Use local embeddings for similarity checking:

defaultTest:
options:
provider:
embedding:
id: transformers:feature-extraction:Xenova/all-MiniLM-L6-v2

providers:
- openai:gpt-4o-mini

tests:
- vars:
question: 'What is photosynthesis?'
assert:
- type: similar
value: 'Photosynthesis converts light to chemical energy in plants'
threshold: 0.8

Per-Assertion Override

Override the embedding provider for specific assertions:

tests:
- vars:
input: 'Explain machine learning'
assert:
- type: similar
value: 'ML is a subset of AI that learns from data'
threshold: 0.75
provider: transformers:feature-extraction:Xenova/all-MiniLM-L6-v2

Complete Example

promptfooconfig.yaml
description: 'Local embedding evaluation with Transformers.js'

prompts:
- 'Explain {{concept}} in simple terms.'

providers:
- openai:gpt-4o-mini
- anthropic:claude-3-5-haiku-latest

defaultTest:
options:
provider:
embedding:
id: transformers:feature-extraction:Xenova/all-MiniLM-L6-v2
config:
pooling: mean
normalize: true

tests:
- vars:
concept: 'quantum computing'
assert:
- type: similar
value: 'Quantum computers use qubits that can be in multiple states at once'
threshold: 0.7

- vars:
concept: 'machine learning'
assert:
- type: similar
value: 'ML systems learn patterns from data to make predictions'
threshold: 0.7

Performance Tips

Pipeline Caching

Pipelines are cached and reused across evaluations. The first call loads the model (which may take several seconds), but subsequent calls are fast.

Quantization

Use quantized models for faster inference and lower memory:

providers:
- id: transformers:feature-extraction:Xenova/all-MiniLM-L6-v2
config:
dtype: q8 # 8-bit quantization

Available quantization levels:

  • fp32 - Full precision (largest, slowest)
  • fp16 - Half precision
  • q8 / int8 - 8-bit quantization
  • q4 - 4-bit quantization (smallest, fastest)

Serial Evaluation

For systems with limited RAM, run evaluations serially:

promptfoo eval -j 1

Troubleshooting

Model Not Found

If you see "Model not found" errors, verify the model exists on HuggingFace and has ONNX weights:

  1. Check the model page on HuggingFace
  2. Look for ONNX files in the model's file list
  3. Try models from the Xenova or onnx-community organizations

Out of Memory

For large models, try:

  • Using quantized variants (dtype: q4)
  • Running with lower concurrency (-j 1)
  • Using smaller model variants

Slow First Run

The first inference downloads and caches the model.
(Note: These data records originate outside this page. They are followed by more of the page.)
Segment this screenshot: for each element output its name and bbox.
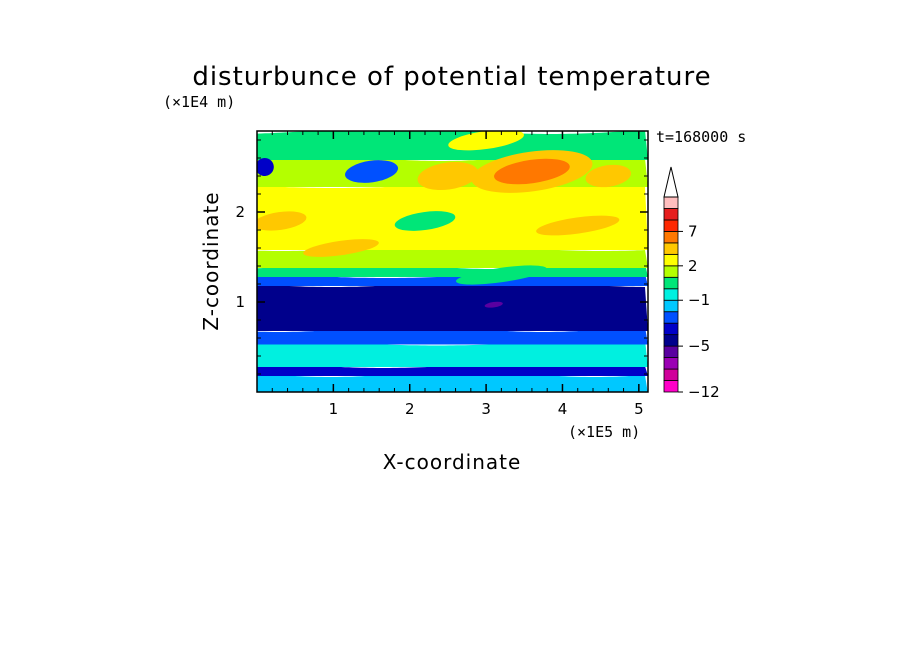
y-axis-title: Z-coordinate	[199, 191, 223, 330]
heatmap-layer	[257, 281, 648, 331]
colorbar-cell	[663, 242, 679, 255]
colorbar-cell	[663, 299, 679, 313]
colorbar-cell	[663, 322, 679, 336]
heatmap-feature	[417, 161, 479, 191]
heatmap-layer	[257, 339, 648, 367]
heatmap-feature	[257, 157, 274, 177]
colorbar-cell	[663, 208, 679, 221]
x-tick-label: 3	[481, 400, 491, 418]
y-unit-label: (×1E4 m)	[163, 93, 235, 111]
x-tick-label: 5	[634, 400, 644, 418]
colorbar-label: −5	[688, 337, 710, 355]
x-unit-label: (×1E5 m)	[568, 423, 640, 441]
heatmap-feature	[484, 301, 503, 308]
colorbar-cell	[663, 380, 679, 393]
heatmap-feature	[585, 164, 632, 188]
colorbar-cell	[663, 253, 679, 267]
x-tick-label: 4	[558, 400, 568, 418]
x-tick-label: 1	[329, 400, 339, 418]
heatmap-feature	[257, 211, 307, 231]
time-label: t=168000 s	[656, 128, 746, 146]
plot-frame	[256, 130, 649, 393]
y-tick-label: 2	[235, 203, 245, 221]
heatmap-feature	[345, 160, 399, 183]
colorbar-label: −12	[688, 383, 720, 401]
colorbar-extend-arrow	[663, 166, 679, 198]
x-axis-title: X-coordinate	[383, 450, 522, 474]
chart-title: disturbunce of potential temperature	[192, 62, 711, 92]
colorbar-cell	[663, 345, 679, 358]
heatmap-layer	[257, 371, 648, 392]
colorbar-cell	[663, 357, 679, 370]
heatmap-feature	[448, 131, 524, 151]
colorbar-cell	[663, 196, 679, 209]
heatmap-feature	[394, 211, 456, 231]
colorbar-cell	[663, 288, 679, 301]
heatmap-feature	[536, 215, 620, 236]
colorbar-label: 7	[688, 222, 698, 240]
plot-axes: 1 2 3 4 5 1 2	[235, 130, 649, 418]
colorbar-cell	[663, 368, 679, 381]
colorbar: 7 2 −1 −5 −12	[663, 166, 720, 401]
heatmap-feature	[455, 265, 547, 285]
colorbar-cell	[663, 231, 679, 244]
colorbar-cell	[663, 334, 679, 347]
heatmap-features	[257, 131, 632, 308]
heatmap-feature	[494, 158, 570, 185]
colorbar-label: 2	[688, 257, 698, 275]
colorbar-label: −1	[688, 291, 710, 309]
colorbar-cell	[663, 219, 679, 232]
colorbar-cell	[663, 265, 679, 278]
colorbar-cell	[663, 311, 679, 324]
y-tick-label: 1	[235, 293, 245, 311]
heatmap-feature	[303, 239, 379, 257]
x-tick-label: 2	[405, 400, 415, 418]
colorbar-cell	[663, 276, 679, 290]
Subsequent runs use the cached model. To pre-download models:

import { pipeline } from '@huggingface/transformers';
await pipeline('feature-extraction', 'Xenova/all-MiniLM-L6-v2');

Supported Models

Browse compatible models at huggingface.co/models?library=transformers.js.

Key model organizations:

  • Xenova - Large collection of optimized ONNX models
  • onnx-community - Community-maintained ONNX exports
  • Salesforce - BLIP and other vision-language models

For text generation, look for models with text-generation or text2text-generation tasks. For embeddings, look for feature-extraction or sentence-similarity tasks.